The frame I’m borrowing: if you want modularity to compound, you have to score it
like you score test coverage or build time. Otherwise the work drifts.
Three layers of metrics
1. Structural coupling — the “Wedge score” equivalent
For each domain / module / package:
-
Boundary violation rate — imports that reach into a module’s
internals rather than going through its public entry point. Expressed as
violations / total cross-module imports.
-
Data ownership purity — the share of a domain’s data
schemas / tables / repositories that are referenced only from inside the owning domain.
-
Public API ratio — of all inbound calls into a module, the
percentage that resolve through its declared public surface vs. deep imports. This is
the closest direct analog to Wedge’s headline number.
-
Fan-in / fan-out — for each domain, how many other domains
import it (fan-in) vs. how many it imports (fan-out). Plot it. High fan-in hubs are
usually correct (auth, users); high fan-out leaf modules are usually a smell.
-
Inheritance & cross-module associations — Shopify flagged
these as “always violations.” ORM associations or base classes that span
module boundaries silently couple deployment, testing, and refactor surface area.

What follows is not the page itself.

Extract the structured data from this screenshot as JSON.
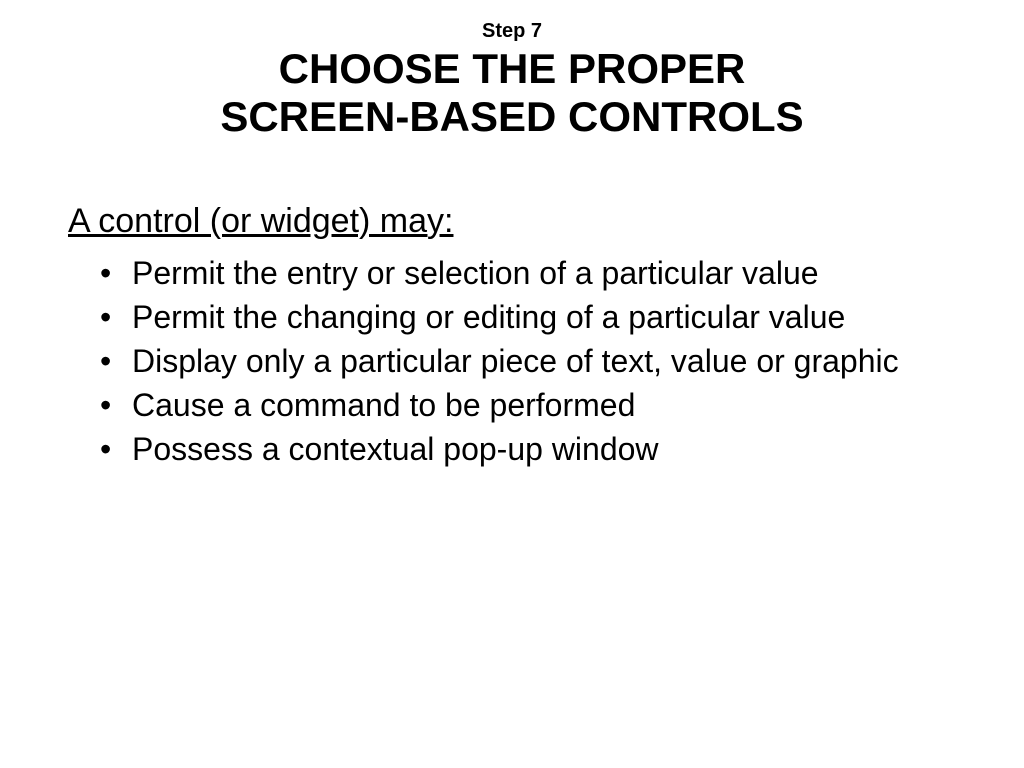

These are leading indicators because they move with every PR. They can
be computed in CI and reported as a trend long before they need to be enforced as gates.
2. Behavioral coupling — the part Wedge missed
Static imports lie. Two modules can be import-clean and still be tangled through:
- Shared database tables / collections / queries
- Event handlers that mutate another module’s state without a contract
- Tests that require booting unrelated services to pass
The metric I’d propose here: test isolation ratio — the
percentage of a module’s tests that run green using only its own code plus mocks,
with no need to boot the rest of the system. This catches the “clean on paper,
tangled in practice” cases that purely static metrics miss.
3. Developer-experience outcomes — lagging, but they tell you it’s working
These shouldn’t drive the work, but they should be the proof:
- Median files changed per PR (per team — should trend down)
- Median number of CODEOWNERS teams blocking a PR (should trend toward one)
- Time-to-first-PR for an engineer newly onboarded to a specific module
- Build-graph size per PR — how much rebuild/retest a typical change triggers
-
Incident blast radius — the number of modules implicated per production incident
over time
What I’d actually do
Short version
The infrastructure to detect coupling violations usually already exists in a mature
codebase. The missing piece is almost always
aggregation and a trend line.
-
Build a “Wedge dashboard.” One report per module with the
four structural numbers above — boundary violation rate, data ownership purity,
public API ratio, fan-in/fan-out. Wire it into CI output and pipe it to a dashboard so
the trend is visible.
-
Anchor the leading metric on public API ratio. It is the single
number that most directly corresponds to “we can change module X without
coordinating with module Y.” Track it weekly per module. Set
per-module targets, not a global one — some modules legitimately have
high fan-in and that’s fine.
-
Pair it with a migration-progress metric. If the team is actively
moving toward a target architecture (domain packages, repositories, service
boundaries), track that completion percentage alongside the coupling score. Migration
progress is the cause; coupling score is the effect. If progress climbs while score
stays flat, the migration is checking boxes without actually decoupling —
that’s a signal worth catching early.
-
Don’t gate yet. Shopify deliberately tracked Wedge before
enforcing anything. Enforcement on a moving target punishes the wrong people. The
sequence is score → trend → enforce, in that order.
The honest caveat
Any structural metric will undercount the worst kind of coupling: implicit coupling
through shared mutable state, undocumented event-ordering assumptions, or
“everyone-just-knows” conventions. The dashboard will always look healthier
than reality. So treat it as necessary, not sufficient, and keep the
incident-blast-radius signal as the honest backstop. If the structural numbers improve
but incidents still cascade across modules, the metric is gaming itself.